SIDRAP.FS.COM—Kabupaten Sidenreng Rappang (Sidrap) mengambil langkah konkret dalam memajukan kualitas sumber daya manusia (SDM) untuk pasar kerja internasional.

Pemerintah Kabupaten Sidrap menjalin sinergi strategis dengan Kementerian Pelindungan Pekerja Migran Indonesia (P2MI) guna menggeser profil pekerja migran dari sektor informal ke sektor formal yang lebih profesional.

Kolaborasi ini mengemuka dalam kunjungan kerja Wakil Menteri P2MI, Dzulfikar Ahmad Tawalla, ke Rumah Jabatan Bupati Sidrap, Ahad (12/7/2026).

Dalam pertemuan tersebut, Bupati Sidrap Syaharuddin Alrif menegaskan bahwa daerahnya siap menjadi pilot project dalam penyiapan pekerja migran yang kompeten dan bermartabat.

“Pemerintah Kabupaten Sidrap siap mendukung penuh agar anak-anak Sidrap bisa bekerja di luar negeri dengan aman, terlindungi, dan bermartabat. Tempat pelatihan di Datae sudah kami siapkan, tinggal didorong programnya agar segera berjalan,” ujar Syaharuddin di hadapan Wamen P2MI.

Syaharuddin menekankan bahwa sinergi ini merupakan momentum krusial. Ia berharap melalui kerja sama dengan perguruan tinggi lokal, seperti ITKES Muhammadiyah Sidrap, putra-putri daerah yang memiliki kompetensi dapat diberangkatkan secara prosedural.

Menanggapi inisiatif tersebut, Wakil Menteri P2MI, Dzulfikar Ahmad Tawalla, menyatakan bahwa Sidrap memiliki potensi besar sebagai penyedia tenaga kerja berkualitas.

Menurutnya, sektor pekerja migran merupakan fondasi ekonomi bangsa yang menyumbang remitansi hingga Rp290 triliun pada tahun lalu.

“Harapan Bapak Presiden, kita harus mengubah profil pekerja migran. Saat ini, sekitar 72 persen masih berada di sektor informal.

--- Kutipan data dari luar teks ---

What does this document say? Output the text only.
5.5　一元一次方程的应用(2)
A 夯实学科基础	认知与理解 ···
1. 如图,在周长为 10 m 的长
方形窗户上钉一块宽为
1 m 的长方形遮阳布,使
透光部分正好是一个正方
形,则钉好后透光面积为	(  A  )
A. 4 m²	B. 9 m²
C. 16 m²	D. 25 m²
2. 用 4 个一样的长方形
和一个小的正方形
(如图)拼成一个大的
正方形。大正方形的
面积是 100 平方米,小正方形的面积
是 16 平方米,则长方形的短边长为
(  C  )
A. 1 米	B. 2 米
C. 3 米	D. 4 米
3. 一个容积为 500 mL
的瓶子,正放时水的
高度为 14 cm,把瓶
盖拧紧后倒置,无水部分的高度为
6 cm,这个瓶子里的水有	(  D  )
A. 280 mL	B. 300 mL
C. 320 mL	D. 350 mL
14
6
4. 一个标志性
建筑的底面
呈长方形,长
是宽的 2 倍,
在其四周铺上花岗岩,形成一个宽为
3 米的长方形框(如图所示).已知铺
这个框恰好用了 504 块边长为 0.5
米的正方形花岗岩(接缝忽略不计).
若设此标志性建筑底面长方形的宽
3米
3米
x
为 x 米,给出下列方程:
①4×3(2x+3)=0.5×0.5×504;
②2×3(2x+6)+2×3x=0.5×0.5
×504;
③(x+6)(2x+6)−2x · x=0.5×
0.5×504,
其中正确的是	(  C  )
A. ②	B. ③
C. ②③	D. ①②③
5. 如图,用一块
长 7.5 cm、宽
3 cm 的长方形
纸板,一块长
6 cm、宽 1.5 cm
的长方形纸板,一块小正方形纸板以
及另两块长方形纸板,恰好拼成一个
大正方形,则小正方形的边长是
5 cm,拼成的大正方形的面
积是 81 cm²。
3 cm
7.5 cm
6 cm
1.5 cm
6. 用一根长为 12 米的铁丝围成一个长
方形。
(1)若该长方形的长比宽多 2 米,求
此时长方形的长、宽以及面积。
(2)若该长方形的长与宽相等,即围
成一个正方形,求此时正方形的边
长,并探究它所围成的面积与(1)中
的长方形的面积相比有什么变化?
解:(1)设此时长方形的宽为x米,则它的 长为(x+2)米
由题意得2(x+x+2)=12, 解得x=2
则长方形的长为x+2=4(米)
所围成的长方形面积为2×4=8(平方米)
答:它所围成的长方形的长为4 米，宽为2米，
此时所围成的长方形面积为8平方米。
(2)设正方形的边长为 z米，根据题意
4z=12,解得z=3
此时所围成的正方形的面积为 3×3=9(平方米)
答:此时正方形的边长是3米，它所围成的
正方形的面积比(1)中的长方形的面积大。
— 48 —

Target kita dalam lima tahun ke depan, pekerja migran di sektor formal, skilled, dan profesional harus ditingkatkan menjadi minimal 35 persen,” jelas Dzulfikar.

Dzulfikar menambahkan, kunci utama transformasi ini adalah sertifikasi keterampilan dan penguasaan bahasa asing, seperti Jepang, Korea, dan Jerman.

Pemerintah pusat, menurutnya, berkomitmen memberikan pendampingan penuh agar standar tersebut dapat dipenuhi oleh daerah.

Turut hadir dalam pertemuan tersebut Wakil Bupati Nurkanaah, Sekretaris Daerah Andi Rahmat Saleh, sejumlah kepala OPD, para rektor perguruan tinggi di Sidrap, serta para kepala bagian di lingkup Sekretariat Daerah Sidrap.

Sinergi antara pemerintah pusat, daerah, perguruan tinggi, dan Lembaga Pelatihan Kerja (LPK) di Sidrap ini diharapkan mampu menjadi model sukses dalam mencetak pekerja migran yang tidak hanya berdaya saing global, namun juga memiliki perlindungan hukum yang maksimal.